CRO

Moderna's billion-dollar R&D shop partners up to finally enter the clinic

Moderna CEO Stéphane Bancel

Moderna Therapeutics, a high-profile private biotech with scores of preclinical projects, is finally moving toward human trials, recruiting one of the world's largest CROs to help get its much-hyped pipeline moving.

The Cambridge, MA, company signed a risk-sharing deal with contract researcher PPD, bringing the CRO aboard to help plan clinical trials, clear regulatory hurdles and test out its therapies over the coming years.

Moderna burst onto the biotech scene in 2012, coming out of stealth with the radical promise of transforming patients' bodies into drug factories. The biotech's core technology uses messenger RNA (mRNA) to spur the production of human proteins within patient cells, creating what the company describes as an in vivo factory for targeted therapies. The promise of such an idea has helped Moderna raise $1 billion in venture cash and collaboration dollars since its foundation, and the company says it has amassed a pipeline of more than 50 preclinical mRNA treatments scattered across four area-specific subsidiaries.

But not one of those candidates has been tested in a clinical trial. Moderna CEO Stéphane Bancel has said the company plans to change that this year, and now PPD is on hand to help out.

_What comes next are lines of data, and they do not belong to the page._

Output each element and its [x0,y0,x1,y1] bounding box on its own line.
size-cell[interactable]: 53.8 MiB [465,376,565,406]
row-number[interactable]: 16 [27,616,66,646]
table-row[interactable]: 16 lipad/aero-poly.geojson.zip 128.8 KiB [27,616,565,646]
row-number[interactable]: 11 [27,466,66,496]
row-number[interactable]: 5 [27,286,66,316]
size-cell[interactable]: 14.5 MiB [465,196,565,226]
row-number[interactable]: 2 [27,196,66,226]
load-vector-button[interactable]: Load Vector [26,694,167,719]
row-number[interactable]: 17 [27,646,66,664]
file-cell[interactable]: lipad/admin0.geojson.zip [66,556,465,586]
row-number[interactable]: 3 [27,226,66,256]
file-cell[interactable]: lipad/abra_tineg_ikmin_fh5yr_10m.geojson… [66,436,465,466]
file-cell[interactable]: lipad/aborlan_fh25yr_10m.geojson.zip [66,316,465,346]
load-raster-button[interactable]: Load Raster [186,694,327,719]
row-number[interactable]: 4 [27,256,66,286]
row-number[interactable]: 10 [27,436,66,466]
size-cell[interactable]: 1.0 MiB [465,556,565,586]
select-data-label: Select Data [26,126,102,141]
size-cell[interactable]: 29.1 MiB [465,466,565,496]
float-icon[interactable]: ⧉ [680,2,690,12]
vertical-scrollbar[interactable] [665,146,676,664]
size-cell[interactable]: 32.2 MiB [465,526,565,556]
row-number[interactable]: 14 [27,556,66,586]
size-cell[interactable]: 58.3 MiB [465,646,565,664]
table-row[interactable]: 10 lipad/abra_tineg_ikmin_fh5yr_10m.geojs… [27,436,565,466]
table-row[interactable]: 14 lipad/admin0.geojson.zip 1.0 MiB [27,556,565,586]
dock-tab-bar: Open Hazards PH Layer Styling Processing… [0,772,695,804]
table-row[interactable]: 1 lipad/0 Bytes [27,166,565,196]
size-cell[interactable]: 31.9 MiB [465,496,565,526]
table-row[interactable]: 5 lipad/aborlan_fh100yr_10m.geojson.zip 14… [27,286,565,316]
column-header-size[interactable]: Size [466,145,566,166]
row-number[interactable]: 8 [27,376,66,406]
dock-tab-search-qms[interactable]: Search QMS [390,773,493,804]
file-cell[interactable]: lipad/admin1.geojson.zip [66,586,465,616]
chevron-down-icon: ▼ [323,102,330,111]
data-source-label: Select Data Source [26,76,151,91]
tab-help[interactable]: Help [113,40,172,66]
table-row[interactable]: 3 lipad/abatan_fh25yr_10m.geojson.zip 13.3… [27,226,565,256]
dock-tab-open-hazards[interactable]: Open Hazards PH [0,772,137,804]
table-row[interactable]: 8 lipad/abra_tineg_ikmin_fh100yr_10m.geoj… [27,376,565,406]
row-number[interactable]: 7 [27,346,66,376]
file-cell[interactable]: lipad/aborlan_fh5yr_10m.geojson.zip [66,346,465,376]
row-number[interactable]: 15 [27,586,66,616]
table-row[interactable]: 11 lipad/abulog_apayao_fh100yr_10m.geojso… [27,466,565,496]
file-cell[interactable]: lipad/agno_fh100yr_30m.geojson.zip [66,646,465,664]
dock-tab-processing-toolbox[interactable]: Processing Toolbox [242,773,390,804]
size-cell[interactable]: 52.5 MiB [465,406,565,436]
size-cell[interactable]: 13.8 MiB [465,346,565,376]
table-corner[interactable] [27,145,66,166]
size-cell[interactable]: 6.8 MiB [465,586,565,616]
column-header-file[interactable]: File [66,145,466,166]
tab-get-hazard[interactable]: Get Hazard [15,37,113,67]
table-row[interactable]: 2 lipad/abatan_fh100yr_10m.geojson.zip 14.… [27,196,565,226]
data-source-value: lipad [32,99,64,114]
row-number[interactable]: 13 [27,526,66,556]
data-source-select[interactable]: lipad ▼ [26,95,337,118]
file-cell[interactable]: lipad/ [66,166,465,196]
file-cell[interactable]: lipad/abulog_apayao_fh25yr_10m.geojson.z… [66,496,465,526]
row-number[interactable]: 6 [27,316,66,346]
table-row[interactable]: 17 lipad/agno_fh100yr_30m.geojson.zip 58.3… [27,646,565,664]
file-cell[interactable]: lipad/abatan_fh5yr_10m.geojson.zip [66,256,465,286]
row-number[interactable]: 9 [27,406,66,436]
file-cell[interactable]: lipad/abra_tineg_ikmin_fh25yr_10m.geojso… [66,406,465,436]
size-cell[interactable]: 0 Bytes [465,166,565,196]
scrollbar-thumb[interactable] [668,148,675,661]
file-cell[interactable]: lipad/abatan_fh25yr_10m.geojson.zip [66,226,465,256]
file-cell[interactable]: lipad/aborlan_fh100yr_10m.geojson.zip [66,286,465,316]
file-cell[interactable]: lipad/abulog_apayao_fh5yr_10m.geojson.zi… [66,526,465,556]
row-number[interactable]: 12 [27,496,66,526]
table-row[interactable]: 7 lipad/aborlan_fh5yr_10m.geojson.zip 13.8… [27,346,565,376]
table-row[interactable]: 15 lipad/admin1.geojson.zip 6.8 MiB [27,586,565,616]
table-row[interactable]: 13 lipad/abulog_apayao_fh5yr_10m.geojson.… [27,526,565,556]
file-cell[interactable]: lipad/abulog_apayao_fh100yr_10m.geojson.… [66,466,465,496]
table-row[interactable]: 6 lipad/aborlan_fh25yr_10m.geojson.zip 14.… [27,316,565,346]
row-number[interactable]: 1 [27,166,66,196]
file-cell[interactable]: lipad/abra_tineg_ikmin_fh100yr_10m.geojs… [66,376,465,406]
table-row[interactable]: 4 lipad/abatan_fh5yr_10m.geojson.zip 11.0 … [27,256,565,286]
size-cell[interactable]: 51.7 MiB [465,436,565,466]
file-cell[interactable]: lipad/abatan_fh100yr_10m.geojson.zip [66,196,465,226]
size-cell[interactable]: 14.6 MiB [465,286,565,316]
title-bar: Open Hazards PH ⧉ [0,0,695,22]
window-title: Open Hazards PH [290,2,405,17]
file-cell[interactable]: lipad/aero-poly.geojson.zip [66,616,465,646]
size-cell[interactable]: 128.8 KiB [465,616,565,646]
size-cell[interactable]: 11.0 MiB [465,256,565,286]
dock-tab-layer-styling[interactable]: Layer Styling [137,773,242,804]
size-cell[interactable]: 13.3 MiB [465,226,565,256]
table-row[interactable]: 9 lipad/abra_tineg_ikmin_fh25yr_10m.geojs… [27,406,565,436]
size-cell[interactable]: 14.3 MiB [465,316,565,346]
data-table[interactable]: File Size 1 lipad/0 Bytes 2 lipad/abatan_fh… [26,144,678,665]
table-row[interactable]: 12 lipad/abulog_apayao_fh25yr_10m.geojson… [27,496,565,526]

Moderna didn't disclose any financial details related to its CRO deal but said its relationship with PPD will go beyond the standard client-vendor model and instead be "built around a unique risk-sharing model that incentivizes both organizations to achieve shared milestones." Moderna also isn't providing a specific timeline for clinical development, and the company hasn't said which treatments, disease states or even therapeutic modalities it intends to progress first.

"We are building a high-quality, scalable clinical development capability to match the accelerated output of our mRNA research, which will require the ability to test many mRNA therapeutics in clinical trials in parallel each year," Bancel said in a statement.

In October, Moderna's chief scientific officer quietly left the company before resurfacing at PureTech Health, leading the company to task President Stephen Hoge with overseeing its research operation while Chief Medical Officer Tal Zaks, formerly of Sanofi ($SNY), handles therapeutic development.